I thought it would be fun to create a post on foods that will never again enter my house. No weight loss story is complete without a list of foods you vow never to eat again. We’ve all got guilty pleasures that we indulge in once and a while. But then there’s just those foods that you honestly will never touch again with a fork, a knife, a straw, or any other utensil for that matter. Here are my top 5:
1. Cobb Salad
The Cobb Salad is America’s way to pretend we are making a healthy choice. The truth is, this salad is about as healthy as a cheeseburger and fries. I used to always order these at restaurants as a way to secretly indulge while feeling better about myself at the same time. I used to love saying, “Oh, I’m on a diet, I’ll just have a salad today, please.” In fact, when this monstrosity is brought out to your table it’s piled so high with meat (chicken or pork), bacon, cheese, potato and eggs that you’re lucky if you can even uncover the lettuce. To Europeans, a salad means greens and tomatoes. Somehow we Americans heard that, and thought they said greens and bacon. Cross this one off my list!
2. “Chinese Food”
Does anyone else realise that “Chinese Food” was invented in America? Chinese people eat rice. With vegetables and a little meat. They wouldn’t touch this stuff with a 10 foot chopstick. Only in America will you find endless buffets of lavish deep-fried, grease-soaked food. Chop suey, General Tso’s chicken, egg rolls, chow mein, fortune cookies. The world already figured out that we’re responsible for fast food, so we thought we’d blame this one on China. We come up with dishes like crab rangoon and call it crab. Actually, it’s fake meat loaded with cream cheese. Whether it’s at a buffet or in a takeout box, I’ll be keeping my distance from Chinese food!
3. Chicken Fried Steak (CFS)
Yes, I admit, I am from Texas and everyone knows that chicken fried steak is a Texas classic. And really a Southern classic if we’re honest. But this is another one that makes it on my list as foods I will never willingly consume again. This is my weight loss story after-all, I’ve got to have some say in what I eat here. CFS, whether it is covered in gravy or mushroom sauce, or just the fat from the deep frier, will not be a part of the rest of my life. That’s right, you heard it here first: a native Texan breaking her vows with the beloved country fried steak. And in case you were wondering, it’s made up tenderized cube steak, not chicken, then coated with flour and eggs and pan-fried, before being lathered in the sauce of choice. Word on the street is that it got its name due to a resemblance to fried chicken, another dish crossed out (sorry Colonel Sanders).
4. Philly Cheesesteak
Here is another food with a deceptive name. A cheese steak is not really steak at all; it’s actually made from frozen chipped beef. Chipped beef is basically processed meat. It’s beef that’s been thinly sliced, loaded with salt, air-dried, and then packed into a jar to be sold on mass.
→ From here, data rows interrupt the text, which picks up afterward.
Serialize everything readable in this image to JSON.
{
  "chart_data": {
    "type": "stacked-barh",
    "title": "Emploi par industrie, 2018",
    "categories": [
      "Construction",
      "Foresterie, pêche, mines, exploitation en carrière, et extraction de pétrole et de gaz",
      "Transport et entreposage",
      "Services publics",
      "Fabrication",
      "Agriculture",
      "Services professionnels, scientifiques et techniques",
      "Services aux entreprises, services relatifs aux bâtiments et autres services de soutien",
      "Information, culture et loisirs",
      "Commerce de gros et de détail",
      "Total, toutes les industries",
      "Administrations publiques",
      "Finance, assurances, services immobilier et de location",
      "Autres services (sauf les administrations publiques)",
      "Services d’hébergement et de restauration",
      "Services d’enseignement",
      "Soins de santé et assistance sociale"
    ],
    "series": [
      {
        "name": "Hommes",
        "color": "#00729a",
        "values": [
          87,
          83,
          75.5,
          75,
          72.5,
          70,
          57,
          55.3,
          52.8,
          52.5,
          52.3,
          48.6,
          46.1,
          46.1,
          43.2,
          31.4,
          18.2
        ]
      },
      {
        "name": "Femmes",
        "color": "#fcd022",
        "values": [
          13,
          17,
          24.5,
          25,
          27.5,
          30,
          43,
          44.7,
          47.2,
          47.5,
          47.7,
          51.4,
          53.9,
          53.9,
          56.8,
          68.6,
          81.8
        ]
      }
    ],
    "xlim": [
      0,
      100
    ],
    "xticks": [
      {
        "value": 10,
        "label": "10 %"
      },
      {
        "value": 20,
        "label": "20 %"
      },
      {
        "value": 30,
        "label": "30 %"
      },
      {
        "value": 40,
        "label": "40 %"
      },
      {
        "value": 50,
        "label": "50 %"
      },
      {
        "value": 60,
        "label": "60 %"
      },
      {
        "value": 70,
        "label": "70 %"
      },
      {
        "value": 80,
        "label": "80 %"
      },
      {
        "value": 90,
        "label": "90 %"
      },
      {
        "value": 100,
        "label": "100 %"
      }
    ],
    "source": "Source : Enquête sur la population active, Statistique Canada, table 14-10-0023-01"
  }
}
The amount of sodium in one of these sandwiches is through the roof. Let’s not even get into the calories, fat content, or overall nutritional value. Or that there’s more processed cheese on it than in 4 boxes of Kraft Dinner. This isn’t one of those bad foods where you eat it yet feel satisfied after. This is one where you eat it and feel like there’s a basketball in your stomach after. Having been through my weight loss story, I can say that it is exactly because of these kinds of foods that you need to plan what you eat in advance. So you can readily say NO to the cheesesteak when you hear its processed voice calling.
5.Venti Double Chocolate Chip Frappuccino
If you’ve never had one of these bad boys, you may be wondering why I included this in a list about food. Just because it’s in a cup doesn’t make it a drink. Trust me, this is NOT coffee. It’s dessert through and through. If you ever want your own weight loss story, stay away from these. When you’re in line at Starbucks, don’t even look at it on the menu. Keep your eyes on the teas. Lots of choices here: Chai Brewed, Green tea, or any of the Tazo’s; try one of these. If those don’t sound appealing, my next advice: Run. Out the door, around the block. Go ahead and break a sweat, and pretty soon you’ll forget all about the fact you thought you wanted “coffee”. Thanks for reading.